Ami, répliquai-je, je suis très-heureux s'il vous a fait plaisir; je vous le donne pour ce qu'il me coûte.
Nous arrivons à la voiture; nous trouvons deux autres estafiers, un cocher, un postillon, une voiture de campagne à mes ordres, aussi commode qu'on eût pu la désirer. J'en fais les honneurs, & nous prenons légèrement le chemin de Naples.

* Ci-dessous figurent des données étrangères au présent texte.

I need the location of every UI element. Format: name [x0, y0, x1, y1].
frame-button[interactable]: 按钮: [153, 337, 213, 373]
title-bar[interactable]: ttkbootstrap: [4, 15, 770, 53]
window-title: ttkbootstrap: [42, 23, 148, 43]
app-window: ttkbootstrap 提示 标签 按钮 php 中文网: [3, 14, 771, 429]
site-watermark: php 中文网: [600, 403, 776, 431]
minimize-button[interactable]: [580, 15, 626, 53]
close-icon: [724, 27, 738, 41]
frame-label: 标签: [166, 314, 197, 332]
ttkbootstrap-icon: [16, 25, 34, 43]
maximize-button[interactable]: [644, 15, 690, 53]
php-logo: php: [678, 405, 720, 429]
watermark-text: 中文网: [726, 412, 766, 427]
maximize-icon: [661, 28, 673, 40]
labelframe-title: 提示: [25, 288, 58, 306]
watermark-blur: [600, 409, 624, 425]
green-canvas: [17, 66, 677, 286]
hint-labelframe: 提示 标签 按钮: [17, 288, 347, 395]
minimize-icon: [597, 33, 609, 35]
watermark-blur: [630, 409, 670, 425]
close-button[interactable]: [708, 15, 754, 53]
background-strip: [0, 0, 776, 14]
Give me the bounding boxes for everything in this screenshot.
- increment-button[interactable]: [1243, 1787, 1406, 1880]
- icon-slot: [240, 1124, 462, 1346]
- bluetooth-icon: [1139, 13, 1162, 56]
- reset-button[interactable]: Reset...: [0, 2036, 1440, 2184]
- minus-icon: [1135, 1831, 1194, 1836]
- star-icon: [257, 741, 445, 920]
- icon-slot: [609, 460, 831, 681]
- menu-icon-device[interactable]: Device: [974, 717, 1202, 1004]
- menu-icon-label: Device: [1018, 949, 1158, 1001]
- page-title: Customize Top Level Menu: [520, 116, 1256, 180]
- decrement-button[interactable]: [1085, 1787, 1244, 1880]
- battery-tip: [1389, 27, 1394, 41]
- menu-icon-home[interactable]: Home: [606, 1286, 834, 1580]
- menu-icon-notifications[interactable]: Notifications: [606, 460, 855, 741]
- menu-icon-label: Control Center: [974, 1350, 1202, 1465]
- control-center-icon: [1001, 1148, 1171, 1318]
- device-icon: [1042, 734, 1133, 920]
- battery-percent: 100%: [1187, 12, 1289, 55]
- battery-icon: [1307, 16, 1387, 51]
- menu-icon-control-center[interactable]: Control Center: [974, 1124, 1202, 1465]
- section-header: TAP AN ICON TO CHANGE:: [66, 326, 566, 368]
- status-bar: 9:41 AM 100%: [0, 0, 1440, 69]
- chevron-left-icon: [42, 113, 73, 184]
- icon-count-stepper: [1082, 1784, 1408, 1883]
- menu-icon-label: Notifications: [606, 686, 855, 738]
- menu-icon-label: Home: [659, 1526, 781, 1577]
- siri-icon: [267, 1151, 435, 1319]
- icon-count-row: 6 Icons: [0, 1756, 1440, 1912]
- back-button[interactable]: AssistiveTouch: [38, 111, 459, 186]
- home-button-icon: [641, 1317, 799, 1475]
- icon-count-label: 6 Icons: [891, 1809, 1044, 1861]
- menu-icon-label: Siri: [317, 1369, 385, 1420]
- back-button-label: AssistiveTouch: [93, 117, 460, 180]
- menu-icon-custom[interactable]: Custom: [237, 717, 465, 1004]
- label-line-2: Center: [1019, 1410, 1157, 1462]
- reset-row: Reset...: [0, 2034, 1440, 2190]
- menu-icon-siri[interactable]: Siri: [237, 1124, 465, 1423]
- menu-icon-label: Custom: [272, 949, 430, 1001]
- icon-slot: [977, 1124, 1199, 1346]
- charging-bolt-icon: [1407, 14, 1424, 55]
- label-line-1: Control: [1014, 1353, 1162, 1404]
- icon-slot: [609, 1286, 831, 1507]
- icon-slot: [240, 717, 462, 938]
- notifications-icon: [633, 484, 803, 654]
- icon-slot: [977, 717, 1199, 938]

Nous gardâmes quelque temps le silence; enfin un des amis de Soberano le rompt. Je ne vous demande point votre secret, Alvare; mais il faut que vous ayez fait des conventions singulières. Jamais personne ne fut servi comme vous l'êtes; & depuis quarante ans que je travaille, je n'ai pas obtenu le quart des complaisances que l'on vient d'avoir pour vous dans une soirée. Je ne parle pas de la plus céleste vision qu'il soit possible d'avoir, tandis que l'on afflige nos yeux, plus souvent que l'on ne songe à les réjouir. Enfin vous savez vos affaires; vous êtes jeune; à votre âge on désire trop pour se laisser le temps de réfléchir, & on précipite ses jouissances.
Bernadillo, c'étoit le nom de cet homme, s'écoutoit en parlant, & me donnoit le temps de penser à ma réponse.
J'ignore, lui répliquai-je, par où j'ai pu m'attirer des faveurs distinguées; j'augure qu'elles seront très-courtes, & ma consolation sera de les avoir, toutes partagées avec de bons amis. On vit que je me tenois sur la réserve, & la conversation tomba.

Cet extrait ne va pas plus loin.